The Benefit System, Work Capability Assessment

GPs vote against the Work Capability Assessment

GPs vote against the Work Capability Assessment

GPs have voted unanimously in favour of scrapping the work capability assessment (WCA).

At the annual GPs’ conference in Liverpool, doctors backed a motion stating that the computer-based assessments were “inadequate” and “have little regard to the nature or complexity of the needs of long-term sick and disabled persons”. They called for the tests to be replaced with a more “rigorous and safe system”.

The vote at their annual conference in Liverpool reflects rising concern within the medical profession over the government’s use of the work capability assessment (WCA) to reassess recipients of the outgoing Incapacity Benefit to determine whether they should receive the replacement benefit, Employment and Support Allowance (ESA).

The test was introduced in 2008 and around 40% of appeals are successful as recipients have been found to be NOT fit for work. The assessment, carried out by Atos Healthcare is proving to be an Achilles heal in the governments welfare reform agenda

The chair of the BMA’s GPs’ committee, said: ”

When 40% of appeals against the assessments are successful at tribunal hearings, something is clearly very wrong with the system. GPs are seeing too many patients who genuinely need to be on incapacity benefit coming in very concerned and confused by the system.

The government needs to look again at the whole assessment process and replace it with one that is fit for purpose.”

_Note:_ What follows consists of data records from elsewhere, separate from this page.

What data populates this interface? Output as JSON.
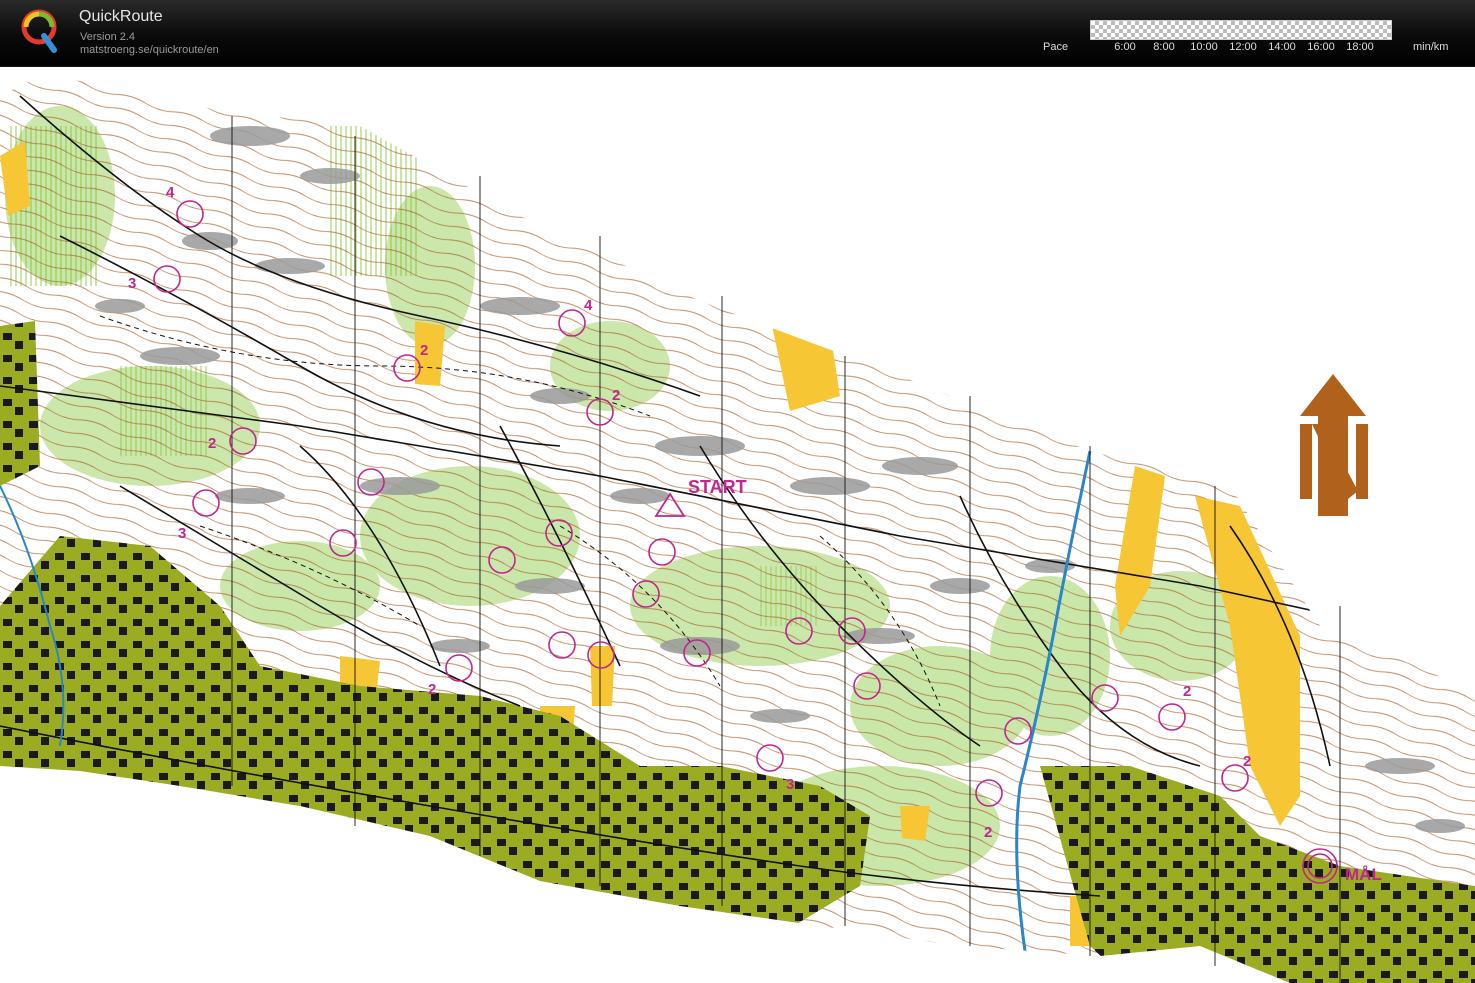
{
  "app": {
    "title": "QuickRoute",
    "version": "Version 2.4",
    "url": "matstroeng.se/quickroute/en"
  },
  "pace_scale": {
    "label": "Pace",
    "unit": "min/km",
    "ticks": [
      "6:00",
      "8:00",
      "10:00",
      "12:00",
      "14:00",
      "16:00",
      "18:00"
    ]
  },
  "map": {
    "start_label": "START",
    "finish_label": "MÅL",
    "north_label": "N",
    "colors": {
      "forest_white": "#ffffff",
      "light_green": "#c8e6a6",
      "open_yellow": "#f7c634",
      "settlement_olive": "#9cac22",
      "rock_grey": "#9a9a9a",
      "contour_brown": "#a8632a",
      "course_magenta": "#c0268e",
      "water_blue": "#2a86c8",
      "track_black": "#111111"
    },
    "controls": [
      {
        "label": "4"
      },
      {
        "label": "3"
      },
      {
        "label": "2"
      },
      {
        "label": "2"
      },
      {
        "label": "3"
      },
      {
        "label": "4"
      },
      {
        "label": "2"
      },
      {
        "label": "2"
      },
      {
        "label": "3"
      },
      {
        "label": "2"
      },
      {
        "label": "2"
      },
      {
        "label": "2"
      }
    ]
  }
}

The Scottish general practitioners’ committee, has already passed a similar motion,

Labour MP Tom Greatrex, who has raised a number of concerns about the WCA, said: “The government should not dismiss the strength of feeling being expressed by the medical profession in this motion – the very people the DWP are reliant on to carry out the assessment.
“As the motion reflects, assessing whether people are able to work is right in principle, but in so many respects the practice has been appalling. Thousands of people have suffered because of the decisions Atos get wrong time and again, costing the public purse millions.”

A spokesperson for the Department for Work and Pensions (DWP) said improvements were being made to the system.

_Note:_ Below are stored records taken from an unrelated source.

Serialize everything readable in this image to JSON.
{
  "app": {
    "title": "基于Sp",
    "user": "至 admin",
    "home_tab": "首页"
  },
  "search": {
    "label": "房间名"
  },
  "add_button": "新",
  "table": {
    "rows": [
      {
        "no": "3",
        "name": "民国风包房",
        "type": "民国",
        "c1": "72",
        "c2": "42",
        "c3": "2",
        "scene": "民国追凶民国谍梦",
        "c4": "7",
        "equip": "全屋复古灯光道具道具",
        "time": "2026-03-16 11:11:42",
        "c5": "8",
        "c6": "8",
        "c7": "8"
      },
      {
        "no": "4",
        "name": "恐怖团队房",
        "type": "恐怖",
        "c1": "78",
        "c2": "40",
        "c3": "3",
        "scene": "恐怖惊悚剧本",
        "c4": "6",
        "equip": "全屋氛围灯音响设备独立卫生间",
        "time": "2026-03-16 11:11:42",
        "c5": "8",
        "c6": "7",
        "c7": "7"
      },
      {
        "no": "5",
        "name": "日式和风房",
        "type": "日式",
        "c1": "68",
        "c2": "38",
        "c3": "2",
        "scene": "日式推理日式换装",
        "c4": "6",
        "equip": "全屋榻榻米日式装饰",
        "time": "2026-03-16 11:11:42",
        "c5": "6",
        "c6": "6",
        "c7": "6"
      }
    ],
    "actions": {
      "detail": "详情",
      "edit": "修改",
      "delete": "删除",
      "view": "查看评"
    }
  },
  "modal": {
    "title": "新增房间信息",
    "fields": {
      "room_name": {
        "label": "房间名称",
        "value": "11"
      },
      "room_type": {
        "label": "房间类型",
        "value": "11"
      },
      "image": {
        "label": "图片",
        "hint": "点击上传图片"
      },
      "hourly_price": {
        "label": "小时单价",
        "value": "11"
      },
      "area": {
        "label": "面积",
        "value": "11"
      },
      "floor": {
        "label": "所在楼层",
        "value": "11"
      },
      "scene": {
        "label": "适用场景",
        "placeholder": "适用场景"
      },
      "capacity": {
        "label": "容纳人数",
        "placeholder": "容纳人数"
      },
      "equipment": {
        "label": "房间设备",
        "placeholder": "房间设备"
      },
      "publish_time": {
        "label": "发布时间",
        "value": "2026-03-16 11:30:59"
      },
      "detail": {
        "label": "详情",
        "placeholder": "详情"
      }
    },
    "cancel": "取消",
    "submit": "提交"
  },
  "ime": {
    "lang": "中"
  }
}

Calling for the WCA to be scrapped is now the policy of the BMA GPs’ committee, which represents 44,000 family doctors across the UK.

yesMinister comment
The public cannot have it both ways. On one hand there is a national feeling that many people are playing the system and that these people are making it worse for the rest of us and are partly to blame for increases in our taxes.
But the issue is more complex: even if 80% of the 2.5 million IB claimants we’re assessed as fit for work and placed on ESA or JSA, this would have no real affect on the level of taxation we pay.

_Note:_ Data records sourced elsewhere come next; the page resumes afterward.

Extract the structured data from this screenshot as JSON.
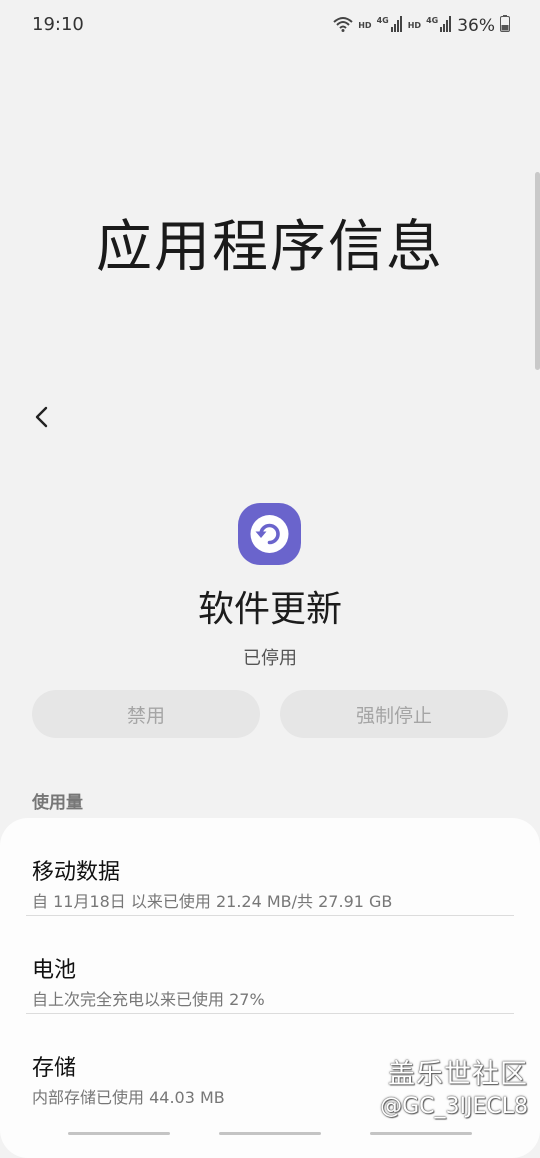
{
  "status_bar": {
    "time": "19:10",
    "hd_1": "HD",
    "net_1": "4G",
    "hd_2": "HD",
    "net_2": "4G",
    "battery_percent": "36%"
  },
  "page": {
    "title": "应用程序信息"
  },
  "app": {
    "name": "软件更新",
    "status": "已停用",
    "icon": "software-update-icon",
    "icon_color": "#6a64cc"
  },
  "actions": {
    "disable_label": "禁用",
    "force_stop_label": "强制停止"
  },
  "usage": {
    "header": "使用量",
    "items": [
      {
        "title": "移动数据",
        "subtitle": "自 11月18日 以来已使用 21.24 MB/共 27.91 GB"
      },
      {
        "title": "电池",
        "subtitle": "自上次完全充电以来已使用 27%"
      },
      {
        "title": "存储",
        "subtitle": "内部存储已使用 44.03 MB"
      }
    ]
  },
  "watermark": {
    "community": "盖乐世社区",
    "user": "@GC_3IJECL8"
  }
}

Secondly, the level of error and fraud in the system will negate any savings found from pushing the -notional – 80% onto JSA.

Thirdly, the large number of redundancies has left the department with insufficient staff to chase up errors or fraudulent claims. If the department is serious about reducing fraud and error it needs more resources.

Most people believe that the last government failed terribly in this area.
Most people agree with the coalition governments stance but they just want the government to approach it slightly differently.